Detection: call `mcp__blender__get_scene_info`. If it returns a scene, MCP mode is available. Load tool schemas first via `ToolSearch select:mcp__blender__execute_blender_code,mcp__blender__get_scene_info,mcp__blender__get_object_info,mcp__blender__get_viewport_screenshot,mcp__blender__download_polyhaven_asset,mcp__blender__set_texture,mcp__blender__search_polyhaven_assets`.

Key patterns:

- **Build node trees programmatically:**
  ```python
  mat = bpy.data.materials.new("m_target")
  mat.use_nodes = True
  nodes = mat.node_tree.nodes
  links = mat.node_tree.links
  bsdf = nodes.get("Principled BSDF")
  tex = nodes.new("ShaderNodeTexImage")
  tex.image = bpy.data.images.load("/abs/path/wood_albedo.png")
  tex.image.colorspace_settings.name = "sRGB"
  links.new(tex.outputs["Color"], bsdf.inputs["Base Color"])
  ```
- **Audit color spaces:** iterate `bpy.data.images` and check `image.colorspace_settings.name`. Run the audit script (see `color-space-audit-script.md`) before any bake-or-export operation.
- **Bake:** call `bpy.ops.object.bake(type='NORMAL')`. Must run with the high-poly selected and the low-poly active. Validate selection state before calling.
- **Polyhaven shortcut:** `mcp__blender__download_polyhaven_asset(asset_type='texture', ...)` pulls a ready CC0 PBR set (albedo + roughness + normal + displacement + AO, correctly named). Then `mcp__blender__set_texture` assigns it to a target object. Search assets first with `mcp__blender__search_polyhaven_assets`.
- **Verify visually:** `mcp__blender__get_viewport_screenshot` with the viewport in Material Preview (HDRI) — fastest way to confirm albedo / roughness / normal are reading correctly before committing to a full render.
- **Inspect existing material state:** `mcp__blender__get_object_info` returns the object's material slot data, useful before patching shaders.
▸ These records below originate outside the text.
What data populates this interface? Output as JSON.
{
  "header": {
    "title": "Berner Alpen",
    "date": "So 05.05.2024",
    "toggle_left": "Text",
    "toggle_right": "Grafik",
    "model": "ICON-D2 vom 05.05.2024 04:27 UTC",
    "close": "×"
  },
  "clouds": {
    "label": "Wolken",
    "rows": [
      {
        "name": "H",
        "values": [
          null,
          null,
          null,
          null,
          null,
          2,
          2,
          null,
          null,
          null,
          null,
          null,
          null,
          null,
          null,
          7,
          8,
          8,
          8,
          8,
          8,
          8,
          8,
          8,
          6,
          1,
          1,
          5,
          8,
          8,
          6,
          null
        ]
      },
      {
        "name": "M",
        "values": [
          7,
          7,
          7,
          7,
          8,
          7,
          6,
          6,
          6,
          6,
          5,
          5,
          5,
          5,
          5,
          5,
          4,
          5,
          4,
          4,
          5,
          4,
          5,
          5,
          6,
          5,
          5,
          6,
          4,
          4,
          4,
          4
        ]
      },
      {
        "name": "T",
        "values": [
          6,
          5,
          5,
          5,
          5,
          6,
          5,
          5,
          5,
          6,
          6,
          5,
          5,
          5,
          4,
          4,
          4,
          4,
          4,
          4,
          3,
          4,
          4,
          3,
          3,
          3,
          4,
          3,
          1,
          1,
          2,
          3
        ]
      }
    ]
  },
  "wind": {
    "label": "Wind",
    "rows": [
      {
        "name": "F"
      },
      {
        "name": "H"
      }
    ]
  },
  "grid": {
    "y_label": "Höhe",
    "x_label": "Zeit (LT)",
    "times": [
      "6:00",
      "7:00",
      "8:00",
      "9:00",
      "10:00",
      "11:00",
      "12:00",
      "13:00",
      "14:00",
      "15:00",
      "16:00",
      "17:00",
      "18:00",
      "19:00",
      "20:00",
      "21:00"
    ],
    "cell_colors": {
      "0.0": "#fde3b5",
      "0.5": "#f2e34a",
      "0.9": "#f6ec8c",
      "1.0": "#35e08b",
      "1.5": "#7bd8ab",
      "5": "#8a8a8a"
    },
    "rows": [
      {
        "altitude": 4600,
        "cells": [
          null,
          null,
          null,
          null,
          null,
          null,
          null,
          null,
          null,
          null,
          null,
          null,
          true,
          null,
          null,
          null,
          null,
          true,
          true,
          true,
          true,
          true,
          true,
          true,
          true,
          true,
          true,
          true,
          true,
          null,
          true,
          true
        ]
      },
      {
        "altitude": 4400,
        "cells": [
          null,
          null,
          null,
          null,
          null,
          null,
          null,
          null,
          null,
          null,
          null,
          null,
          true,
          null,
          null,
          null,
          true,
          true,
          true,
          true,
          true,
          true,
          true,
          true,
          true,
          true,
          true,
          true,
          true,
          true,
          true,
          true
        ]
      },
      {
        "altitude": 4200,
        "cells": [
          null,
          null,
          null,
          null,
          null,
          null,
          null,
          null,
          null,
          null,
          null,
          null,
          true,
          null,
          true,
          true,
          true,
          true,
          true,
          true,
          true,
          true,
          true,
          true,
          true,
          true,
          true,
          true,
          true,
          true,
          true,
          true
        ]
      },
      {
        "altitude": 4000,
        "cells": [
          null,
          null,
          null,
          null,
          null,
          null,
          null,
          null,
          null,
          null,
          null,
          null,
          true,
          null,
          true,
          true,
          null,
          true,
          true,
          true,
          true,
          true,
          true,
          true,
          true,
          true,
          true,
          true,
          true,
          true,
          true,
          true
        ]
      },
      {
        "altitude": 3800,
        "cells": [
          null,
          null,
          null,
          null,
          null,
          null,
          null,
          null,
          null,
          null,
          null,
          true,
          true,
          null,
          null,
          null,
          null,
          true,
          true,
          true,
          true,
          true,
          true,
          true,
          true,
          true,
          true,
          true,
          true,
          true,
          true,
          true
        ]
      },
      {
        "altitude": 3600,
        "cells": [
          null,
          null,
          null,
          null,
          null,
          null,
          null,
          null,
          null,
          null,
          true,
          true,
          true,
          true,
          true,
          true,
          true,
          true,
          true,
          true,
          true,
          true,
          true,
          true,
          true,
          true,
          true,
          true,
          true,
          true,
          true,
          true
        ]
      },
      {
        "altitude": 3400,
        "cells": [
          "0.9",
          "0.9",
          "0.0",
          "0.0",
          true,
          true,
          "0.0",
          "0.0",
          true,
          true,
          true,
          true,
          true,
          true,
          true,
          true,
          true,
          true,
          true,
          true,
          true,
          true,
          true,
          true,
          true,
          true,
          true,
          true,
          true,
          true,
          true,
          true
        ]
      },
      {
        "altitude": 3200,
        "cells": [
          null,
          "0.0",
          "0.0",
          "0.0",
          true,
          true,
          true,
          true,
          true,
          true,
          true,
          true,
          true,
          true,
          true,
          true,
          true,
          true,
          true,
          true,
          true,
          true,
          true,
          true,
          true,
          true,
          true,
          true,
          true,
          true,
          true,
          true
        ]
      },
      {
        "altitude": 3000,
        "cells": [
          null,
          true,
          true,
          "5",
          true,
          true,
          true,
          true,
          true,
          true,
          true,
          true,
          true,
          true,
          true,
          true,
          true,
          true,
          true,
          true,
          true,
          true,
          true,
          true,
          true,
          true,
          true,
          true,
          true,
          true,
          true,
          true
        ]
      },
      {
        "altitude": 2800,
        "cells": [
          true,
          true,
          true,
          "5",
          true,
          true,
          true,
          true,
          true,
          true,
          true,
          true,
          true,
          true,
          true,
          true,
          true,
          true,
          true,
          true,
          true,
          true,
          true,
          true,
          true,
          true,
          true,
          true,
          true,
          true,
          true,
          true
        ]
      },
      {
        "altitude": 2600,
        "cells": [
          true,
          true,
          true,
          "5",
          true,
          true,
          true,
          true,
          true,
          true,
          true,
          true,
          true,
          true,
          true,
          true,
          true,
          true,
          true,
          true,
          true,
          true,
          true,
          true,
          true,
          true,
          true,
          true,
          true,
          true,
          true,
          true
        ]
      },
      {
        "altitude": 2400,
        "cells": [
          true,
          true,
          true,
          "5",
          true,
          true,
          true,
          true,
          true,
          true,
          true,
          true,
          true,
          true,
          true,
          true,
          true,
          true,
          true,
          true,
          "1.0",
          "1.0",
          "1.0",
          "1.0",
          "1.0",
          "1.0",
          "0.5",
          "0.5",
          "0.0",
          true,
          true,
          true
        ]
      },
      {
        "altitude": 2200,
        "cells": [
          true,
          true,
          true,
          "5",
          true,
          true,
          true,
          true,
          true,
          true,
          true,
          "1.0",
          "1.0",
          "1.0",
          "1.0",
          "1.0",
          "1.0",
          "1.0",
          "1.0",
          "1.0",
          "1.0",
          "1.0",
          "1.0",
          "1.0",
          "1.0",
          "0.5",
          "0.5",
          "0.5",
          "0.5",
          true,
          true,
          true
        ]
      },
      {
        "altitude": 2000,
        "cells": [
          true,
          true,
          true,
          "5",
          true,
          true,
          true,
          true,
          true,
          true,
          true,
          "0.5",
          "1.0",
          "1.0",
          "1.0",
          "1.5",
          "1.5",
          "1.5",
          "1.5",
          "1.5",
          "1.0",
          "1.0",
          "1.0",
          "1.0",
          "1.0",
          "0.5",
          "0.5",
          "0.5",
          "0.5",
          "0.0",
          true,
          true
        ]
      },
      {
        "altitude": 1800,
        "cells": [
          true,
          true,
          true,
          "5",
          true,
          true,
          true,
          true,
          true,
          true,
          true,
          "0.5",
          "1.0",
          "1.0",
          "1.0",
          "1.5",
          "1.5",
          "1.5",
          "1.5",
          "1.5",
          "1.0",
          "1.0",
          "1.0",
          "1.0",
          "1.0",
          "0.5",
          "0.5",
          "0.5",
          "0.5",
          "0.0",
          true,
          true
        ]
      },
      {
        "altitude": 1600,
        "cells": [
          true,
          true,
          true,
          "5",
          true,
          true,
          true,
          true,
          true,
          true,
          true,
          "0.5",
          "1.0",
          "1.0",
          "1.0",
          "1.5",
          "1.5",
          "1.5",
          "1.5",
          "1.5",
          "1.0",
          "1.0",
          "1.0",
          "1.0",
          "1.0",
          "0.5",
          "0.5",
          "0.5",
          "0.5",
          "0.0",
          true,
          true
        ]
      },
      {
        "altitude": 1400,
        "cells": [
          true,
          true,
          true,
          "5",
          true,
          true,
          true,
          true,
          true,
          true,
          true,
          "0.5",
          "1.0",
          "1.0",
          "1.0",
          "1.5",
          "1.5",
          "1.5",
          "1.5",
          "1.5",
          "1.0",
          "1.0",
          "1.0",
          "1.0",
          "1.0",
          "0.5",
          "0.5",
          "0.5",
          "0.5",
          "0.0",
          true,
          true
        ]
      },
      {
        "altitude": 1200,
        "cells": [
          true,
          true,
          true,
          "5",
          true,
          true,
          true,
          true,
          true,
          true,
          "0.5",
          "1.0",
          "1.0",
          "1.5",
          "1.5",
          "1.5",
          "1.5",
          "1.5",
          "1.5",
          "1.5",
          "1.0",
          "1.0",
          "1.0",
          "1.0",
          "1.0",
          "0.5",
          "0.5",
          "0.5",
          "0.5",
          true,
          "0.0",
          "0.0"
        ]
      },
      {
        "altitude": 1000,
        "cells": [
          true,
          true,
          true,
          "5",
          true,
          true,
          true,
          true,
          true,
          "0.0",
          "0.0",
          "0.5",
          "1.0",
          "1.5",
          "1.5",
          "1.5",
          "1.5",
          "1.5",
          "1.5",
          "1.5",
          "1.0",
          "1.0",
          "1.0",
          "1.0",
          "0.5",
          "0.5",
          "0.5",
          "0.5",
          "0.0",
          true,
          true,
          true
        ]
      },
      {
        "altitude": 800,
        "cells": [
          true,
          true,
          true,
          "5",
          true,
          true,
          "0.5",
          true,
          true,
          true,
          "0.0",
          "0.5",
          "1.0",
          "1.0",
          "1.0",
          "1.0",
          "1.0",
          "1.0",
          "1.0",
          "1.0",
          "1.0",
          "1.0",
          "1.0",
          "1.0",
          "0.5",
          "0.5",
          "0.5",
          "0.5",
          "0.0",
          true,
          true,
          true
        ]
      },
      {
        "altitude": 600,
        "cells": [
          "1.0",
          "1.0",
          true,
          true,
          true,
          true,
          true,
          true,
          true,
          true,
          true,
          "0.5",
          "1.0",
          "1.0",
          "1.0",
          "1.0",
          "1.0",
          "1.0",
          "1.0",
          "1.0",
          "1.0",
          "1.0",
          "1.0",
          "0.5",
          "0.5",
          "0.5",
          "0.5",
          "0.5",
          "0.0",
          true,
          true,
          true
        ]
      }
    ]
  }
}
**MCP limitations to watch for:**
- `bpy.ops.object.bake` is blocking and can take minutes. Confirm scope with the user before kicking off a high-resolution bake.
- Some procedural / geometry-input nodes (Pointiness via `Geometry`) require Cycles to evaluate correctly even though they exist in Eevee — confirm the active render engine via `bpy.context.scene.render.engine` before relying on Pointiness output.
- Image color space changes via the Python API do not visually refresh active node previews until the shader is re-evaluated; verify via a viewport screenshot rather than trusting node thumbnails.
- The MCP server cannot upload arbitrary files in a single call — assume textures must exist on the host filesystem at known absolute paths.
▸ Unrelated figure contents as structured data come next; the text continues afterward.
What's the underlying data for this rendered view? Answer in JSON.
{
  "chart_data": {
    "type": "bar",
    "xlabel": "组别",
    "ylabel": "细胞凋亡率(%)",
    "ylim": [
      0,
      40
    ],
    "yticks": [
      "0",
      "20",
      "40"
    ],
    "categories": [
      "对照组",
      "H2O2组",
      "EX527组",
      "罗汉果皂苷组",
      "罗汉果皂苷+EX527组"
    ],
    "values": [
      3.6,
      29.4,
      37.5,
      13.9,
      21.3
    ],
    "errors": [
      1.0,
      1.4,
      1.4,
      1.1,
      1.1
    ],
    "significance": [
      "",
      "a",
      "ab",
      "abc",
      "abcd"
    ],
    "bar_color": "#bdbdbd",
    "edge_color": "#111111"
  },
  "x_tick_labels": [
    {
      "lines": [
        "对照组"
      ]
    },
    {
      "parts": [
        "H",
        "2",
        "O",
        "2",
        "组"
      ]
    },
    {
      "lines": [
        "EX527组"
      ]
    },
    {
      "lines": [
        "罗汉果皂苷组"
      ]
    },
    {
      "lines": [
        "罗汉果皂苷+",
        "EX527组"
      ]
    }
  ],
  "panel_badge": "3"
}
Specific MCP tools used by this skill:
`mcp__blender__execute_blender_code`, `mcp__blender__get_scene_info`, `mcp__blender__get_object_info`, `mcp__blender__get_viewport_screenshot`, `mcp__blender__download_polyhaven_asset`, `mcp__blender__set_texture`, `mcp__blender__search_polyhaven_assets`.

---

## Source pointers

- Module spine: theory §15.4 (Material Authoring Module — three phases, three quality gates).
- PBR theory in depth: theory §7 (microfacet model, energy conservation, Disney BRDF, Fresnel, metallic vs specular workflow, map types, Blender material system, Mix Shader chains, Eevee vs Cycles, authoring rules).
- UV / normal-map chain / baking: theory §4 (especially §4.2.3 hard-edge–seam correspondence, §4.4.2 baking workflow with cage setup).
- Material and rendering rules: theory §12.3.
- Material and rendering failures: theory §13.4 (Metallic on non-metals, AO in albedo, Add Shader misuse, DirectX inversion, JPEG on data maps).
- Cross-cutting rules (universal): `foundations.md` (color space table §4, PBR parameter ranges §5, top failure modes §8, naming conventions §7).
- Supporting recipes in this skill directory: `color-space-audit-script.md`, `edge-wear-recipes.md`, `bake-cage-checklist.md`.